The reference to extra vowels in texting is a great way to practice vowel explorations with students. Some of them might even benefit from examples or seeing them typed out. Henry Giroux encourages teachers to include popular culture (like texting) within a student’s learning experience. He warns,

“By ignoring the cultural and social forms that are both authorized by youth and simultaneously serve to empower to disempower them, educators run the risk of complicity in silencing and negating their students. This is unwittingly accomplished by educators’ refusing to recognize the important of these sites and social practices outside of schools that actively shape student experiences and through which students often define and construct their sense of identity, politics, and culture.

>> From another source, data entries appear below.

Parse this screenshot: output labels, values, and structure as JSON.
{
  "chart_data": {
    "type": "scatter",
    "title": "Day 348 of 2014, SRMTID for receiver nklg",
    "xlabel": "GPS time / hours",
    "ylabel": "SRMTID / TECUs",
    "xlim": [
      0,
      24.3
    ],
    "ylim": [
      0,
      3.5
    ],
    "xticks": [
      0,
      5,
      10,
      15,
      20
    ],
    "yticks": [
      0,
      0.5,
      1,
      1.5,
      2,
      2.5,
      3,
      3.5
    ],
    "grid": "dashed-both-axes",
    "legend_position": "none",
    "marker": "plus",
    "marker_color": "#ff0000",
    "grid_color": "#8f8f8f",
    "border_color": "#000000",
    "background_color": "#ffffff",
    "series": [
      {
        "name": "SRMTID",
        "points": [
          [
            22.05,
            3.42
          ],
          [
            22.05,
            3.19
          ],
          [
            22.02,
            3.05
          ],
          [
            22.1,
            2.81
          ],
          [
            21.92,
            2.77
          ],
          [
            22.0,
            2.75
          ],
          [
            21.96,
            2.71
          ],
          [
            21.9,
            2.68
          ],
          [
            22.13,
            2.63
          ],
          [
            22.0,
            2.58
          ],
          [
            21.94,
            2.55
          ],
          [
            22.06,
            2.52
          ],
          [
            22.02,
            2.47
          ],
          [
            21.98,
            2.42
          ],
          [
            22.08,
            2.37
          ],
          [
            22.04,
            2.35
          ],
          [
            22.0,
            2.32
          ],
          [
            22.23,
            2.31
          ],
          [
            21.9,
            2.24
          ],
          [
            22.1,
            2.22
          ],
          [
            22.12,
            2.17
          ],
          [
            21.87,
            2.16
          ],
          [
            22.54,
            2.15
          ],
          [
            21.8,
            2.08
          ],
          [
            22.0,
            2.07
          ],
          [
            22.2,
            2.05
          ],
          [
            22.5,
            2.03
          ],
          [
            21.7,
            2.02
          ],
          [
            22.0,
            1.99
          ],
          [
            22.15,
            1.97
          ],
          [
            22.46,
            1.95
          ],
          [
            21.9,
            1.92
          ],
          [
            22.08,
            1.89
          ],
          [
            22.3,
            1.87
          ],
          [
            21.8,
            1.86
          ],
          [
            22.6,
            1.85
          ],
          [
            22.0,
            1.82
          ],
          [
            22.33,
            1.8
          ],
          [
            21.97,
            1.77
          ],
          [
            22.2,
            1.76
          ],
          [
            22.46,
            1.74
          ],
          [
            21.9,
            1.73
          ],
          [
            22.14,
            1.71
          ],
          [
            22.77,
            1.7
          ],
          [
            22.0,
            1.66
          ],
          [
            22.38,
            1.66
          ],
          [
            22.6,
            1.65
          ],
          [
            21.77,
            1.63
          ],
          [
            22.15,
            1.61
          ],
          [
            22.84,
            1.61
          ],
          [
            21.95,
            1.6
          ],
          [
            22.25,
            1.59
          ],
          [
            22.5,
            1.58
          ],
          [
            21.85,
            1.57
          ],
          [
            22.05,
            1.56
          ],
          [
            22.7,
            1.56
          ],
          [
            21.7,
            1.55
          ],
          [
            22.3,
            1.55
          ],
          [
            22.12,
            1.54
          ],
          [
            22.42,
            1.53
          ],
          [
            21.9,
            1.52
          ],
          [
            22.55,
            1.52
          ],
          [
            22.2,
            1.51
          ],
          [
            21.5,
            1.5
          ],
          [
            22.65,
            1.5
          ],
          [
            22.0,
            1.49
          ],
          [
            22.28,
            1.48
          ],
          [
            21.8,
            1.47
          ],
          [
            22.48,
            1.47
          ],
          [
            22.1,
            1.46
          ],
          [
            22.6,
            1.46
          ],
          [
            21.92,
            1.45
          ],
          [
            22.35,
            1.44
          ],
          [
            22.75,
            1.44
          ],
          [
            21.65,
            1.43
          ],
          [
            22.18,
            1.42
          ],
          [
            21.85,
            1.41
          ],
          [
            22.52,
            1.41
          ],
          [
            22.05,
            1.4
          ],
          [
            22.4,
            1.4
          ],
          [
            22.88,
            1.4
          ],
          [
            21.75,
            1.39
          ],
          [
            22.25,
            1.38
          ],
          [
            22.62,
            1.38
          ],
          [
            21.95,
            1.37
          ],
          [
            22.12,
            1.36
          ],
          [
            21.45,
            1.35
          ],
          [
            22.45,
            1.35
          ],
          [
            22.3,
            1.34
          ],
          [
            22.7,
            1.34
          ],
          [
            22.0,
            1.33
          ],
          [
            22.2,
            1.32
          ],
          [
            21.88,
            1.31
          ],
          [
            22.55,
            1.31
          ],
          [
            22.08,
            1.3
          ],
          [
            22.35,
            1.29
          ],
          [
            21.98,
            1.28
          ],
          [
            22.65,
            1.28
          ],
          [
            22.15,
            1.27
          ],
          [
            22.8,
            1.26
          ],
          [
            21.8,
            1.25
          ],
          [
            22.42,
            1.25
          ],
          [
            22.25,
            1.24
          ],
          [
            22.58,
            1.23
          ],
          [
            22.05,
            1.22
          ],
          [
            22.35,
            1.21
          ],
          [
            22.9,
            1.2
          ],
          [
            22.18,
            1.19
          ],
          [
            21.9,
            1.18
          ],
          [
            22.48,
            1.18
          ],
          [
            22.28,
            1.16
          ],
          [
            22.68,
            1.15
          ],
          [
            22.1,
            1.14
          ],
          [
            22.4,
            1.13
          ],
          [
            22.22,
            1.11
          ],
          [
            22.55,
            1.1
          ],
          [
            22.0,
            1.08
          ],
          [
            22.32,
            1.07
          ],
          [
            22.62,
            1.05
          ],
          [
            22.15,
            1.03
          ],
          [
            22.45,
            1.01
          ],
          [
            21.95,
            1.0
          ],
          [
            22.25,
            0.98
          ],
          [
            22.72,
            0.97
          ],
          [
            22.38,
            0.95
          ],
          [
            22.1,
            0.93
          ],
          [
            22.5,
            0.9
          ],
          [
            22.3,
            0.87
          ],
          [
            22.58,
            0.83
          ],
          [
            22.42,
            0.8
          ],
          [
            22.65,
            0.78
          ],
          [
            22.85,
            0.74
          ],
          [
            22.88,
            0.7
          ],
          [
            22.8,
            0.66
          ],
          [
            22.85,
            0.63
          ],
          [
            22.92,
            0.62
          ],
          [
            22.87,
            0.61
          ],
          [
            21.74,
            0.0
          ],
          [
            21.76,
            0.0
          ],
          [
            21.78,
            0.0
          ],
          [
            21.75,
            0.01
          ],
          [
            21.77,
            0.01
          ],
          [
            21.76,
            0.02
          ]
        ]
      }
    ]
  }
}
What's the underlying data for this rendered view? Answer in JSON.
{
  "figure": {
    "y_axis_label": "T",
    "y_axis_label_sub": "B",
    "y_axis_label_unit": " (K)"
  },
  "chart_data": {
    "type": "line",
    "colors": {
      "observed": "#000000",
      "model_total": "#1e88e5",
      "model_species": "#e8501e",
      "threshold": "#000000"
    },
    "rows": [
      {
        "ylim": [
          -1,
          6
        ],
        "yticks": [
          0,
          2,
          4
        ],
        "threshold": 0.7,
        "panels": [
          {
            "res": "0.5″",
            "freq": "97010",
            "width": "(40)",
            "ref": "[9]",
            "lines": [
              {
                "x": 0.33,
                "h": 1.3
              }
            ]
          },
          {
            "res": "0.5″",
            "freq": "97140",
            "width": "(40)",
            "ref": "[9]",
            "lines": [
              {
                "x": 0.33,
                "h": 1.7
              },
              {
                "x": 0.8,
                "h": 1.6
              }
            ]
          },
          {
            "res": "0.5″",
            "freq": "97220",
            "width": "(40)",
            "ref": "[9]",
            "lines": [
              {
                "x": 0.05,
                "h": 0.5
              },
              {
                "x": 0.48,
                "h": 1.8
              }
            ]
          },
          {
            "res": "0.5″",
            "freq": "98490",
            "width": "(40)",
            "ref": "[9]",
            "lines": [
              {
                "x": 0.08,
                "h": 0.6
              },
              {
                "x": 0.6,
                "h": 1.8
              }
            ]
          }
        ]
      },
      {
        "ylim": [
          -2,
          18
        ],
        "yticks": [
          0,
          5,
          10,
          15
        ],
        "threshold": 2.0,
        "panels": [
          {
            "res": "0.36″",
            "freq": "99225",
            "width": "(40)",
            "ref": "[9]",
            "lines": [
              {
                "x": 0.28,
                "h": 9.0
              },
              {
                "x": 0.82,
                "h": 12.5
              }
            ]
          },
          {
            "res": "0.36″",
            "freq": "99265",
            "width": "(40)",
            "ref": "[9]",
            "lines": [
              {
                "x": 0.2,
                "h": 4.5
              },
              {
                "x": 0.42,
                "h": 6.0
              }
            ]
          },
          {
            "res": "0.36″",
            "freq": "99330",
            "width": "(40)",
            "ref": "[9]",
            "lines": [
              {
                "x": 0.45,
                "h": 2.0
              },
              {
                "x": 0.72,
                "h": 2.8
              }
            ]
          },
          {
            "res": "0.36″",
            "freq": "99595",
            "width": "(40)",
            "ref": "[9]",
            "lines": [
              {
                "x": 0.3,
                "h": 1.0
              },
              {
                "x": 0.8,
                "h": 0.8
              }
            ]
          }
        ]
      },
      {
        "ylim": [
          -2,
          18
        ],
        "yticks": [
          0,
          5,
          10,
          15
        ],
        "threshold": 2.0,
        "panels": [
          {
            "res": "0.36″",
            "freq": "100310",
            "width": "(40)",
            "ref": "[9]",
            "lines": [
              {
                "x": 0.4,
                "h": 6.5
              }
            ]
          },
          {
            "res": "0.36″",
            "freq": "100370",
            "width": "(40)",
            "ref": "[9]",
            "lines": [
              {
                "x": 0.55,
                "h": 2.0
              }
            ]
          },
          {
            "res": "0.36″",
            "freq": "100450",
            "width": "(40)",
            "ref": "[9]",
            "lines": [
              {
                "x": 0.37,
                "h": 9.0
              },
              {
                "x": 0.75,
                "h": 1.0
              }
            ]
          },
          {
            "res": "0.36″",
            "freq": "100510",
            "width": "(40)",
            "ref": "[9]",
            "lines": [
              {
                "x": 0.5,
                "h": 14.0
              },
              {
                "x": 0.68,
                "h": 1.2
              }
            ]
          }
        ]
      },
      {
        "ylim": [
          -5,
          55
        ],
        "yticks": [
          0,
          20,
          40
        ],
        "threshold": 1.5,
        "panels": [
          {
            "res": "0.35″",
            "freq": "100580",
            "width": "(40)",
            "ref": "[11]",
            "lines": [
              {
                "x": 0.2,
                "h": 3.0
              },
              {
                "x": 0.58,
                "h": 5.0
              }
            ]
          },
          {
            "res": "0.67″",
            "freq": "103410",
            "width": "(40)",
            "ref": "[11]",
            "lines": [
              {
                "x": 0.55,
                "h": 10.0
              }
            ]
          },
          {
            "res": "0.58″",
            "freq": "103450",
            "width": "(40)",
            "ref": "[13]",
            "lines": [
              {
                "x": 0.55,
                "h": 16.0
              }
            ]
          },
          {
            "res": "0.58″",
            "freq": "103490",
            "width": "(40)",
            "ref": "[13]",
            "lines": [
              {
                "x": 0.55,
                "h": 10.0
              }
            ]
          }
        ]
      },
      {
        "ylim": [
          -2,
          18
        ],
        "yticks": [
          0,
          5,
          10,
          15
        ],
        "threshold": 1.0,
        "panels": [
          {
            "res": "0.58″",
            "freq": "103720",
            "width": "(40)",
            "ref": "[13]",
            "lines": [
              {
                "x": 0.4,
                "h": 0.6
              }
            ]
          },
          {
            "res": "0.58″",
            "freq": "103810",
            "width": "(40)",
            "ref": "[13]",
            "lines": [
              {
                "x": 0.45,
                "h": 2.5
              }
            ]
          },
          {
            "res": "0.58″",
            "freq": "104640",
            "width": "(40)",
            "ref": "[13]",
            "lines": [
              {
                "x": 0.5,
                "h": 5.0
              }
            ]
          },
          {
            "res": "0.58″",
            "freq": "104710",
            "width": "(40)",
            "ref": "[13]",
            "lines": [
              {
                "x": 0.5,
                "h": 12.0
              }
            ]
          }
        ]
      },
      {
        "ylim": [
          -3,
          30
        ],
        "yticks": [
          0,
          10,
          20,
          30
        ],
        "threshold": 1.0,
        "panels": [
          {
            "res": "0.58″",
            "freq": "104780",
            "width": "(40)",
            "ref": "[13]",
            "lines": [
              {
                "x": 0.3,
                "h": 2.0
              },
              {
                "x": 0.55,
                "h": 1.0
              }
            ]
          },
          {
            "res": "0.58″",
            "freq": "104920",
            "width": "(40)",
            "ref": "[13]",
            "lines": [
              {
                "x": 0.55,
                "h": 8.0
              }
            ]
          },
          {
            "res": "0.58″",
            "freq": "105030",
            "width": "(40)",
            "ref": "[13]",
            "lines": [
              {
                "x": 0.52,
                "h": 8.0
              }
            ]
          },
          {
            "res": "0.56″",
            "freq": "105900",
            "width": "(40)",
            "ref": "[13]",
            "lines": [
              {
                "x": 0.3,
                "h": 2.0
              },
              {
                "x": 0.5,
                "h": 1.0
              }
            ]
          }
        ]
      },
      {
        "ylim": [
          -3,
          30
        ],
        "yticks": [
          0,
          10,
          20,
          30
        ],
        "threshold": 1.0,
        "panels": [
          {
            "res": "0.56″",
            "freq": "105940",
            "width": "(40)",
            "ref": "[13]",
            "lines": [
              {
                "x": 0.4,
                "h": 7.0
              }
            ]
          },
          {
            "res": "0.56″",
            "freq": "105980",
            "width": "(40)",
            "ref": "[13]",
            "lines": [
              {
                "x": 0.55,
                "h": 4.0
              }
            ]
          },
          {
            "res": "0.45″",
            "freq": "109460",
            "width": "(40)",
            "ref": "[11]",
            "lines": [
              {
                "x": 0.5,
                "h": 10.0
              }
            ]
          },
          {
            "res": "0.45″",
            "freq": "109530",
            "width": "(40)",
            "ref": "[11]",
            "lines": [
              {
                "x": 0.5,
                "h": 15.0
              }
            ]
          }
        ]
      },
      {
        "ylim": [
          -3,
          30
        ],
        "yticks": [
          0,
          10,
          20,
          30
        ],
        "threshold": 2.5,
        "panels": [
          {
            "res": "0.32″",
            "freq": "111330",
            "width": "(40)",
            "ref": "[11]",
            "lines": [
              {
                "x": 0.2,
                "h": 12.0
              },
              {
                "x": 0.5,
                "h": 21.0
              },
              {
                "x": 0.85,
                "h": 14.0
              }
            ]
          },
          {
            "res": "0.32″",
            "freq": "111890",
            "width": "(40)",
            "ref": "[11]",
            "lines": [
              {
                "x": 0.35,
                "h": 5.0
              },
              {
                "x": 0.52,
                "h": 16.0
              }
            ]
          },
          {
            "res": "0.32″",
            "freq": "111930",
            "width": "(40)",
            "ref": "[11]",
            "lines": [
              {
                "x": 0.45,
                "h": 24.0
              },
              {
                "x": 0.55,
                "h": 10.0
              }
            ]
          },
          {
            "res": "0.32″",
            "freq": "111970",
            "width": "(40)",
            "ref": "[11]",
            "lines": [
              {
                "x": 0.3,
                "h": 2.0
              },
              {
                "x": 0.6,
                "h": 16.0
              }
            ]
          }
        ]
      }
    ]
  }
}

The issue at stake is not one of relevance but of empowerment.” (2005, 159)

I’m aware of the implications of my point here. It might sound a bit dramatic to equate the poo-pooing of texting to the disempowerment of students. But if texting and chatting is something I do all the time and is embedded within my view and experience of popular culture, I might be more motivated to learn voice work if the teacher is finding positive examples within said popular culture example. Doll’s article is a nice reminder that there are such positive and dimensional things about our interactions with speech and technology and that our spoken cultural norms continue to evolve as a result. Yesssssssssss!